• Biografia de: João Maria Tudela
 

João Maria Tudela

Filho de família brasonada e de haveres, João Maria Tudela nasce em Moçambique, em 1929. Até aos 13 anos estuda na África do Sul. Mais tarde, em Lourenço Marques, começa a actuar como solista no Liceu Salazar.

Tocava piano, guitarra, viola e harmónica vocal sem saber música! A sua vinda para Coimbra, como estudante, vai acentuar a sua tendência artística. Junta-se aos grupos académicos e, se os estudos não progridem por aí além, o talento desenvolve-se.

Por imposição familiar volta a Moçambique, empregando-se primeiro na "Companhia de Seguros Império" e depois na "Shell", onde permanecerá durante uma década como responsável comercial. É por essa altura que desenvolve o seu talento como jogador de ténis, chegando a ser um dos melhores atletas de Moçambique naquela modalidade.

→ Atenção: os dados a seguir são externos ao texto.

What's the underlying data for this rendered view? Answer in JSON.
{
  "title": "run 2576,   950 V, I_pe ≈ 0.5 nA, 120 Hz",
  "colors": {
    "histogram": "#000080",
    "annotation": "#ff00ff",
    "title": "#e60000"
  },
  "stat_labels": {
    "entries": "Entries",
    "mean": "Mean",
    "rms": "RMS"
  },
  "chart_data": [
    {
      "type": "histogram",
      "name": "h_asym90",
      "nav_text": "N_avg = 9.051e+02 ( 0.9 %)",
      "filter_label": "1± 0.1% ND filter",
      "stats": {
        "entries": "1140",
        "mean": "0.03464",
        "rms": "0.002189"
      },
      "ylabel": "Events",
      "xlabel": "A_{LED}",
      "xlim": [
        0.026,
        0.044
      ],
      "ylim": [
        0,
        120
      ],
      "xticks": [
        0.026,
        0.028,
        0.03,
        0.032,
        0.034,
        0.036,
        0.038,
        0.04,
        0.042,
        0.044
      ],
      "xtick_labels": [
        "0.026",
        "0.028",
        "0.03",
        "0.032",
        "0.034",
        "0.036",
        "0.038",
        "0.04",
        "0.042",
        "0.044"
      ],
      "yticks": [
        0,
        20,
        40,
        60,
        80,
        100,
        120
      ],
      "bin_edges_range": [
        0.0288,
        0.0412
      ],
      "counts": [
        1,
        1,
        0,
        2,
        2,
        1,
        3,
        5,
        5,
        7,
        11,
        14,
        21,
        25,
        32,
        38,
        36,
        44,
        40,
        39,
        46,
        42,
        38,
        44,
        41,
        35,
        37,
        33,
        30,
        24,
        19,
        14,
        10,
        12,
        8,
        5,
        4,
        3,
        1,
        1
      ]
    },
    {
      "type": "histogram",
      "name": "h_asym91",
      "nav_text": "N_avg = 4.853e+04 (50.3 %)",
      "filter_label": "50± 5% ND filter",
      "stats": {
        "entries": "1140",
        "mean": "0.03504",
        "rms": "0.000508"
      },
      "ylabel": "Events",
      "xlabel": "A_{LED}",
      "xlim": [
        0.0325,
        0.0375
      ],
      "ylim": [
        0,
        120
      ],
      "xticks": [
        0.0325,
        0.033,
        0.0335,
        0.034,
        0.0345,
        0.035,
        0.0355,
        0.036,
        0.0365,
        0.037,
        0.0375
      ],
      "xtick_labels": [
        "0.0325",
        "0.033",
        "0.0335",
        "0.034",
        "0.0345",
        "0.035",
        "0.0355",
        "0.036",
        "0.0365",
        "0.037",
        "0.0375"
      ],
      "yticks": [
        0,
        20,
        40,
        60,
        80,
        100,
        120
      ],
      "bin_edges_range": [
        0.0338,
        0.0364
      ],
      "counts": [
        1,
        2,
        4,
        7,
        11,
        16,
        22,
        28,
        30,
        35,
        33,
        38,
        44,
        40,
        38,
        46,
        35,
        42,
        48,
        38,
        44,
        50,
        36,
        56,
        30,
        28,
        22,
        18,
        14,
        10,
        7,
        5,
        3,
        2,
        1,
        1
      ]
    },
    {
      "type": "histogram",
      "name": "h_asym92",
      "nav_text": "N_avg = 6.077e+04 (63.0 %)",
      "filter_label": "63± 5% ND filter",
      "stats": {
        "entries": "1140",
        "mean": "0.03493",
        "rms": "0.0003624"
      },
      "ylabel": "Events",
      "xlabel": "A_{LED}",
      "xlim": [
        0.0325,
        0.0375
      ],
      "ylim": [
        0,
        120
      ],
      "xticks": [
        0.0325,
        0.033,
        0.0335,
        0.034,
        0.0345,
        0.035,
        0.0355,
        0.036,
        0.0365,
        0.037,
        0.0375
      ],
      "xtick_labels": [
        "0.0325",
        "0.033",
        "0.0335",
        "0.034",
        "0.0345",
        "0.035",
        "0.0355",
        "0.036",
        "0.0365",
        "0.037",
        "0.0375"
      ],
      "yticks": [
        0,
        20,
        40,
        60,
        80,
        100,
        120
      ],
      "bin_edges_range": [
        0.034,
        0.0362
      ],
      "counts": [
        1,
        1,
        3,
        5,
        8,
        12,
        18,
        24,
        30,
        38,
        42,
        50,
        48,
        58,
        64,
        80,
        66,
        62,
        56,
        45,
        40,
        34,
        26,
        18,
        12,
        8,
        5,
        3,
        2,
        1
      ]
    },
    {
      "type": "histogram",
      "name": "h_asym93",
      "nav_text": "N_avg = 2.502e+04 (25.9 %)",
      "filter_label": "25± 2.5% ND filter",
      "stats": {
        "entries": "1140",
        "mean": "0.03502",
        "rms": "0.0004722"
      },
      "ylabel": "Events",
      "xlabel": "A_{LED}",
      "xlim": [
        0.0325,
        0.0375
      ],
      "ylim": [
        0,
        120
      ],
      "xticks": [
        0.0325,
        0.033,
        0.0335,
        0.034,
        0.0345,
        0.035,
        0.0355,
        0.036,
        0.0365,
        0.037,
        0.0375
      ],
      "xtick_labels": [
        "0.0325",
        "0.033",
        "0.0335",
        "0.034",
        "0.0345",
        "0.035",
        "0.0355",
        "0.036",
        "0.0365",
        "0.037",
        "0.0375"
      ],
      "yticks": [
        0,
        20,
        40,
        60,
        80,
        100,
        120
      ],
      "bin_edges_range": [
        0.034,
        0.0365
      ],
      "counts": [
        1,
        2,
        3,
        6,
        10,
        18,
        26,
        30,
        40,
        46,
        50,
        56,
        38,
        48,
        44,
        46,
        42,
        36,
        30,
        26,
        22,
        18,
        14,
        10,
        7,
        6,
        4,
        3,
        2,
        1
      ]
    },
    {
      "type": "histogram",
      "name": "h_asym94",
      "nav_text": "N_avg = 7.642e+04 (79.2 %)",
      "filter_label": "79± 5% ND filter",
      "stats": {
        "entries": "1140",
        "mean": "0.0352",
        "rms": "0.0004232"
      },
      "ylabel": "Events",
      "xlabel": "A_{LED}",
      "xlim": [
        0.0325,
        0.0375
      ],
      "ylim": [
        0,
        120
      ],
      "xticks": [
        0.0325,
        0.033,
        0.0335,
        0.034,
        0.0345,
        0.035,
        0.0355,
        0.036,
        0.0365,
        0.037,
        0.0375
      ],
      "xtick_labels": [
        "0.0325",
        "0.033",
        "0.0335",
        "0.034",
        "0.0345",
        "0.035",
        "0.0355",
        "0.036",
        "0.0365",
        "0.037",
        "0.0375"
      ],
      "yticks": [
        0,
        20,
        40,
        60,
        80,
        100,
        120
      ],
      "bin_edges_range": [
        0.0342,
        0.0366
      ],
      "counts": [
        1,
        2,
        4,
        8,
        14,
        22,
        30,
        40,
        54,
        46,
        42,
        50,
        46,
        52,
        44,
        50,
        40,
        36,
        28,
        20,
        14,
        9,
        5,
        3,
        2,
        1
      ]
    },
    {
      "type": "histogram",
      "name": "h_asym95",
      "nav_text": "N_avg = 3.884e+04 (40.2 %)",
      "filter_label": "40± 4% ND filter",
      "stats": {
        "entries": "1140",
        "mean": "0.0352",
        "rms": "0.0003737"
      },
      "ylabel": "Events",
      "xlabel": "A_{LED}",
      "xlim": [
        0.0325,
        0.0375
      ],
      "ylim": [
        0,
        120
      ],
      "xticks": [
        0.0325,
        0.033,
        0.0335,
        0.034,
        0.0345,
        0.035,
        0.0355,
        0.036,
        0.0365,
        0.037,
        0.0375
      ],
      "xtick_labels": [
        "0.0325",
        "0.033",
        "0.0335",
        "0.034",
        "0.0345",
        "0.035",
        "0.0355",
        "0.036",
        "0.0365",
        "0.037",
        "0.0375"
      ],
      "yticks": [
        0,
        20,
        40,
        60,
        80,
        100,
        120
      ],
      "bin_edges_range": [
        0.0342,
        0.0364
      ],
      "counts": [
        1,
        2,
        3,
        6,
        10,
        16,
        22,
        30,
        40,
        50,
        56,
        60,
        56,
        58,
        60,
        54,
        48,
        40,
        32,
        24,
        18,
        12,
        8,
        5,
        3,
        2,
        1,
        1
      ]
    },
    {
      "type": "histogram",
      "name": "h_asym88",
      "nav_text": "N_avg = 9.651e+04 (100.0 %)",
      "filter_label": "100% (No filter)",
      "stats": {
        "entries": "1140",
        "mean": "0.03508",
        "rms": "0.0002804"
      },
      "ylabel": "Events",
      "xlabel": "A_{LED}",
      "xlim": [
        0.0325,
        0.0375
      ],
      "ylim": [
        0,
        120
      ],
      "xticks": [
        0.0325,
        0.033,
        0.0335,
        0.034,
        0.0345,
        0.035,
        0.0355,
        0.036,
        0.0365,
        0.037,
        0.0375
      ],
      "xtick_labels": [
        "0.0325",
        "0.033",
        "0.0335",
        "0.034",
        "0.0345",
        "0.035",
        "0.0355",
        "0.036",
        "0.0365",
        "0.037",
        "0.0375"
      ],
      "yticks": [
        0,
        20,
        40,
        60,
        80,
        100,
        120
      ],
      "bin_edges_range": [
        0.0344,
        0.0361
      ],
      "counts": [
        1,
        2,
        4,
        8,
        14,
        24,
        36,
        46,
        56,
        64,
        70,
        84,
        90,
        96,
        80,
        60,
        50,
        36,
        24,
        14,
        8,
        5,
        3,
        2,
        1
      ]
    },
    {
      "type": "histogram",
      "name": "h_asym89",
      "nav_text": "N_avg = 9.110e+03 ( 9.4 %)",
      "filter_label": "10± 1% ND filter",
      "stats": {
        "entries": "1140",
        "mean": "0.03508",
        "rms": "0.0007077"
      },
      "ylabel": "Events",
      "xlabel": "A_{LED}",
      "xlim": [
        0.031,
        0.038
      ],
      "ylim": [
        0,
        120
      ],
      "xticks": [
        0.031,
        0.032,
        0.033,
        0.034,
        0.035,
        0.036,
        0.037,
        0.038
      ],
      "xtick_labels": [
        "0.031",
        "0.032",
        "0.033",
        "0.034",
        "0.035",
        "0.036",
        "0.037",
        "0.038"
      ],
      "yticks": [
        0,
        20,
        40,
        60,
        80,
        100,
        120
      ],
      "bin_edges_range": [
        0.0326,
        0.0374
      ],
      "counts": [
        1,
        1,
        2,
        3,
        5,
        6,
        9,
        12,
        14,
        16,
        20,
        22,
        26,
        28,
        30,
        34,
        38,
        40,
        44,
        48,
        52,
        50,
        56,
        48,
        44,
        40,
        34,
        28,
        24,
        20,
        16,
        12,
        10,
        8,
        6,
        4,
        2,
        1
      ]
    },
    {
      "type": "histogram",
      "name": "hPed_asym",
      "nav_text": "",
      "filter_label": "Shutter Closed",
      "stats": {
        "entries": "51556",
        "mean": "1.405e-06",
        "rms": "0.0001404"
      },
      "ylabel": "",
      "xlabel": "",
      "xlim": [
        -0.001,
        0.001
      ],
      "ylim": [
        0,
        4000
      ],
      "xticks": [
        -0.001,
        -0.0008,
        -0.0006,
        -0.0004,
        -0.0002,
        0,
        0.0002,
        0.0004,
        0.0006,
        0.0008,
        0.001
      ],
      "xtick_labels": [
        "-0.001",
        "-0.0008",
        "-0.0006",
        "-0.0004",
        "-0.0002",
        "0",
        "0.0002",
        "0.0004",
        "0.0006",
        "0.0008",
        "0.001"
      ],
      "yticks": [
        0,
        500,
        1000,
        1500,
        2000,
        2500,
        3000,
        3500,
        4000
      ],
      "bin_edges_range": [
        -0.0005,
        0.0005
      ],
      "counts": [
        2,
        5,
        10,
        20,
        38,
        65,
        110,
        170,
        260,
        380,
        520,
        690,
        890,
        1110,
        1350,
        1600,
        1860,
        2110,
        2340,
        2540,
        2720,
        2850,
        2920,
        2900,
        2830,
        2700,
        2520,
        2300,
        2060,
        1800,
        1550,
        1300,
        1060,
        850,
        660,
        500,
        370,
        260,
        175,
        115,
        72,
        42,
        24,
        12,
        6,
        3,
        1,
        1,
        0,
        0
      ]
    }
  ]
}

Mas João Maria tem a música dentro de si. Nunca deixou de cantar, sobretudo o fado de Coimbra, e a sua fama torna-se grande em todo o território moçambicano. Começa, também, a interessar-se pela música africana. Nos anos seguintes continuará a gravar e a actuar naquele país, iniciando uma parceria com a orquestra de Dan Hill, que o acompanhará nos principais êxitos da época.

Em 1959 João Maria Tudela cria então o seu primeiro e maior êxito de sempre, Kanimambo, que fará grande carreira em Portugal continental, nos Estados Unidos e na América do Sul.

Defendendo sempre o seu estatuto de amador, é convidado para uma digressão ao Brasil. No regresso passa por Portugal, onde a pressão para que "o maior cartaz turístico de Moçambique" aqui se instale é tal que, poucos meses depois, retorna para ficar, definitivamente como profissional.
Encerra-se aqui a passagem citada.